Superstar Stats

Stan Hansen

Height

6’4”

Weight

321

lbs

Hometown

Borger, Texas

Signature Move

Lariat

Career Highlights

AWA World Heavyweight Champion; United States Champion; WCW Tag Team Champion; Mid-South North American Champion; multi-time champion in Japan; 2016 WWE Hall of Fame Inductee

Stan Hansen

Stan Hansen: Bio

Stan Hansen

He had a scowl on his face, a bullrope in his hand and tobacco dripping from his lip, but Stan Hansen was no ordinary cowboy. The Bad Man from Borger, Texas was a wild bucking bronco who became one of professional wrestling’s most revered international competitors during a career that spanned three decades from WWE to The Land of the Rising Sun and earned Hansen a spot in the WWE Hall of Fame

A collegiate football standout, Hansen attended the fabled West Texas State University, an institution that produced no fewer than a dozen ring greats. It was there that the big Texan met lifelong friend Bruiser Brody, with whom Hansen would travel the world competing in the squared circle. Soon after going pro, The Bad Man from Borger joined WWE in 1976.

Two months after his debut, Hansen made his first appearance in Madison Square Garden when he challenged Bruno Sammartino for the WWE Championship. And he made the most of it. The vicious cowboy unleashed a brutal clothesline that broke the champion’s neck — a move that quickly defined him as The Lariat. That summer, Bruno returned to the ring to battle his rival in the main event of a supershow at New York City’s Shea Stadium in front of 32,000 fans.

Following his tenure in the northeast, the unapologetically sloppy brawler arrived in Japan. Hansen quickly became one of the nation’s most notorious gaijins by becoming the first foreigner to defeat both Antonio Inoki and Giant Baba. Although he was nearly blind, the six-foot-four, 320-pounder ran roughshod over the country’s two major organizations — New Japan Pro Wrestling and All Japan Pro Wrestling — both solo and as a part of formidable tag teams with Bruiser Brody, Terry Gordy and Genichiro Tenryu and famously brawled with the great Andre the Giant.

Now solidified as a major international star, Hansen returned to the States and defeated Rick Martel for the AWA Championship at the Meadowlands in New Jersey. But upon being forced to defend the title against WWE Hall of Famer Nick Bockwinkel, Hansen took the title hostage back across the Pacific and began defending it there. The champ was informed that he had been stripped of the AWA Championship and mailed the title back, but not before running it over with his truck. It arrived badly bent, complete with mud tracks.

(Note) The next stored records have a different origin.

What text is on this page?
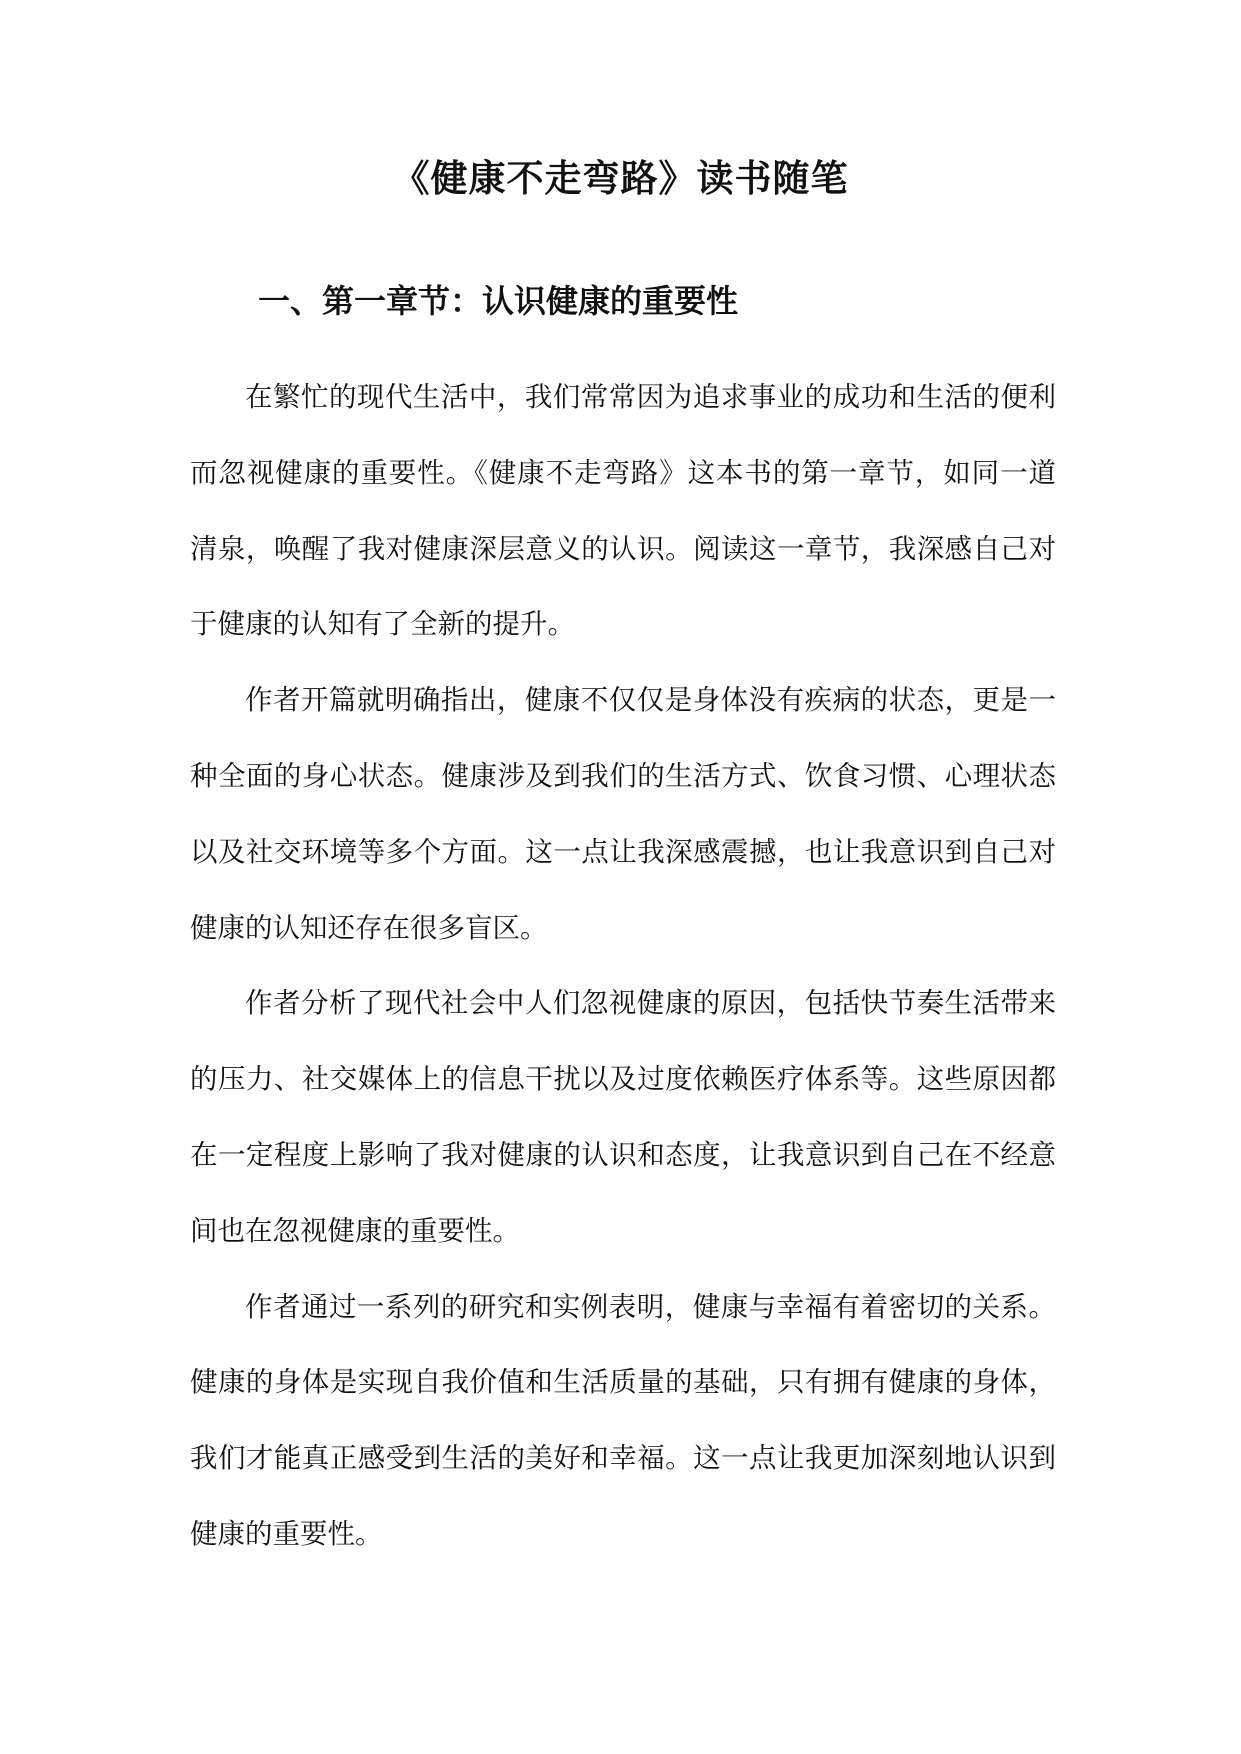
《健康不走弯路》读书随笔
一、第一章节：认识健康的重要性

在繁忙的现代生活中，我们常常因为追求事业的成功和生活的便利而忽视健康的重要性。《健康不走弯路》这本书的第一章节，如同一道清泉，唤醒了我对健康深层意义的认识。阅读这一章节，我深感自己对于健康的认知有了全新的提升。

作者开篇就明确指出，健康不仅仅是身体没有疾病的状态，更是一种全面的身心状态。健康涉及到我们的生活方式、饮食习惯、心理状态以及社交环境等多个方面。这一点让我深感震撼，也让我意识到自己对健康的认知还存在很多盲区。

作者分析了现代社会中人们忽视健康的原因，包括快节奏生活带来的压力、社交媒体上的信息干扰以及过度依赖医疗体系等。这些原因都在一定程度上影响了我对健康的认识和态度，让我意识到自己在不经意间也在忽视健康的重要性。

作者通过一系列的研究和实例表明，健康与幸福有着密切的关系。健康的身体是实现自我价值和生活质量的基础，只有拥有健康的身体，我们才能真正感受到生活的美好和幸福。这一点让我更加深刻地认识到健康的重要性。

By the 1990s, The Lariat was a veteran renowned for his savage and merciless brawling style. In the early part of the decade, Hansen popped out Big Van Vader’s eyeball, defeated Lex Luger for the United States Championship and engaged in a bitter rivalry with Japanese legend Mitsuharu Misawa. At the turn of the millennium, Hansen hung up the cowbell and 10-gallon hat for good, but few competitors made an impact across the globe quite like The Bad Man from Borger, Texas. That's why Hansen has been honored as a 2016 WWE Hall of Fame inductee.